Kevin menatap kepergian Kharel yang tiba tiba dengan bingung, dia semakin bingung dengan sikap Kharel yang suka tiba tiba berubah jika sudah membicarakan Danica.

"Dia semakin aneh."

Kharel sendiri berlari untuk segera cepat sampai di UKS, fikirannya sekarang hanya dipenuhi oleh Danica namun lajunya terhenti saat Bara menghadang jalannya.

"Aisshh sialan…"

"Hei, kau mengumpat padaku?"

"Tidak ada waktu untuk berdebat, sekarang minggir dari hadapanku."

"Tunggu dulu, aku belum mendapatkan jawaban yang semalam. Kenapa kau ada disana semalam?"

"Bukan urusanmu."

"Jelas itu urusanku."

"Kenapa begitu? Memangnya Danica siapa? Kenapa bisa menjadi urusanmu? Kekasihmu saja bukan."

"Jelas urusanku, dia temanku."

"Dan itu juga menjadi urusanku karena dia cintaku."

Bara terdiam, bukan jawaban seperti itu yang dia inginkan. Hal diluar dugaannya dan mampu membuat darahnya mendidih berhadapan dengan Kharel.

"Dia bahkan bukan kekasihmu."

"Dia juga bukan kekasihmu, sudah pergi sana bodoh." Kharel langsung mendorong tubuh Bara untuk menyingkir dari hadapannya, ia pun kembali berlari menuju ke UKS.

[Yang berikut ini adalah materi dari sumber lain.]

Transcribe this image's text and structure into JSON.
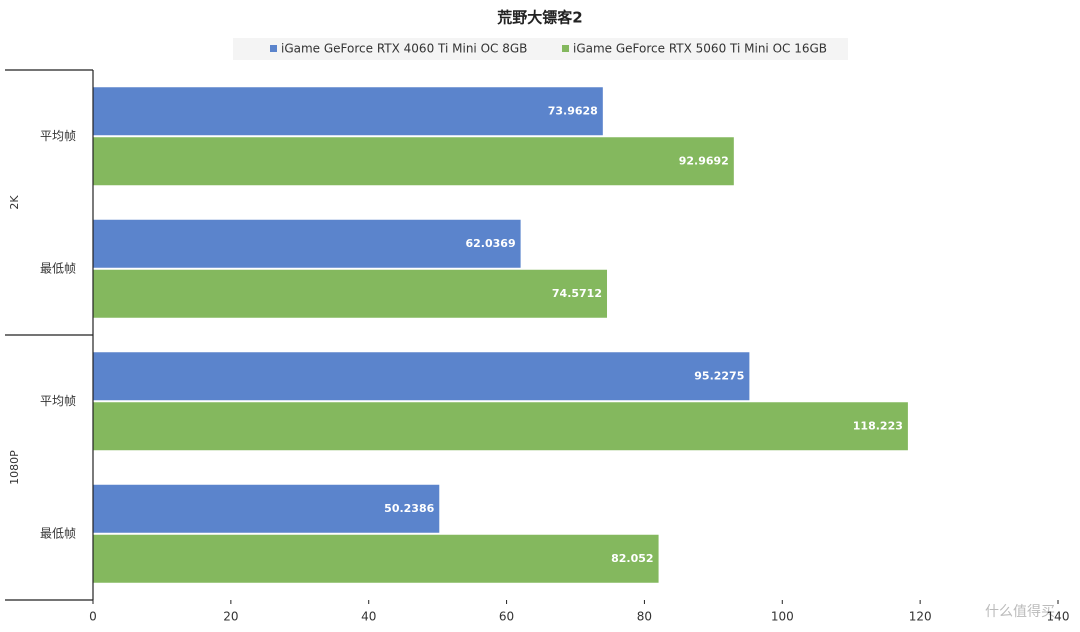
{
  "chart_data": {
    "type": "bar",
    "orientation": "horizontal",
    "title": "荒野大镖客2",
    "groups": [
      {
        "name": "2K",
        "categories": [
          "平均帧",
          "最低帧"
        ]
      },
      {
        "name": "1080P",
        "categories": [
          "平均帧",
          "最低帧"
        ]
      }
    ],
    "series": [
      {
        "name": "iGame GeForce RTX 4060 Ti Mini OC 8GB",
        "color": "#5b84cc",
        "values": [
          73.9628,
          62.0369,
          95.2275,
          50.2386
        ]
      },
      {
        "name": "iGame GeForce RTX 5060 Ti Mini OC 16GB",
        "color": "#84b85e",
        "values": [
          92.9692,
          74.5712,
          118.223,
          82.052
        ]
      }
    ],
    "xlim": [
      0,
      140
    ],
    "xticks": [
      0,
      20,
      40,
      60,
      80,
      100,
      120,
      140
    ],
    "grid": false,
    "legend": "top",
    "watermark": "什么值得买"
  }
}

"HEI BOCAH TENGIK, sialan…."

Kharel menetralkan nafasnya, ia menatap penuh harap pada pintu UKS. Berharap didalam sana bukan keadaan yang ada dipikirannya, ia pun membuka pintu UKS perlahan.

"Danica…."

Kharel langsung melangkah masuk menuju salah satu ranjang UKS yang sudah terbaring sosok gadis kecil, ia pun tersenyum tipis menatap Danica.

"Ada yang sakit?"

Perlahan Danica membuka matanya dan menatap Kharel dengan bingung, ia pun langsung mencoba mendudukkan dirinya.

"Kenapa disini?"

"Karena kau disini."

"Lalu apa hubungannya? Dasar aneh."

"Kau sakit?" Kharel tak mengindahkan gerutuan Danica, sesuatu yang coba Danica kubur pun terasa kembali hadir membuatnya merasa begitu sesak.

"Aku baik baik saja."

"Lenganmu baik baik saja?"

"Tidak ada yang serius Rel."

"Aku disini, jika tidak ada yang mendengar maka telingaku akan mendengarkannya, jika tidak ada yang melihat mataku akan melihatnya dan jika tidak ada hati yang mau mengerti maka hatiku akan mengertinya. Jangan merasa sendiri Danica."

Danica terdiam, bukan ini yang dia harapkan dan bukan kalimat itu yang ia inginkan. Danica hanya takut untuk kembali berharap.

"Lalu kau akan kembali pergi?"

"Tidak Danica, aku akan tetap berusaha untuk tinggal. Kau tidak akan sendirian lagi."

"Dan kau akan mengingkarinya lagi."

"Dan aku akan tetap berusaha utuk kembali menepatinya meski terlambat."

"Dan kau akan kembali menorehkannya."

"Setidaknya lupakan Bara maka tidak akan luka baru lagi."

"Dan luka itu akan masih sama dari dirimu Tuan Kharel Maximilan."

"Aku hanya tidak menyukai kamu yang terus berusaha menyerah tanpa ingin bangkit lagi."

Pelukan hangat itu Danica dapatkan tanpa aba-aba, pelukan Kharel selalu membuatnya nyaman. Selalu menjadi candu akan hangatnya dan Danica tidak bisa mempungkiri bagaimana ia merindukan sosok yang mendekapnya saat ini.

"Aku hanya tidak mau melihatmu seperti kemarin lagi Danica."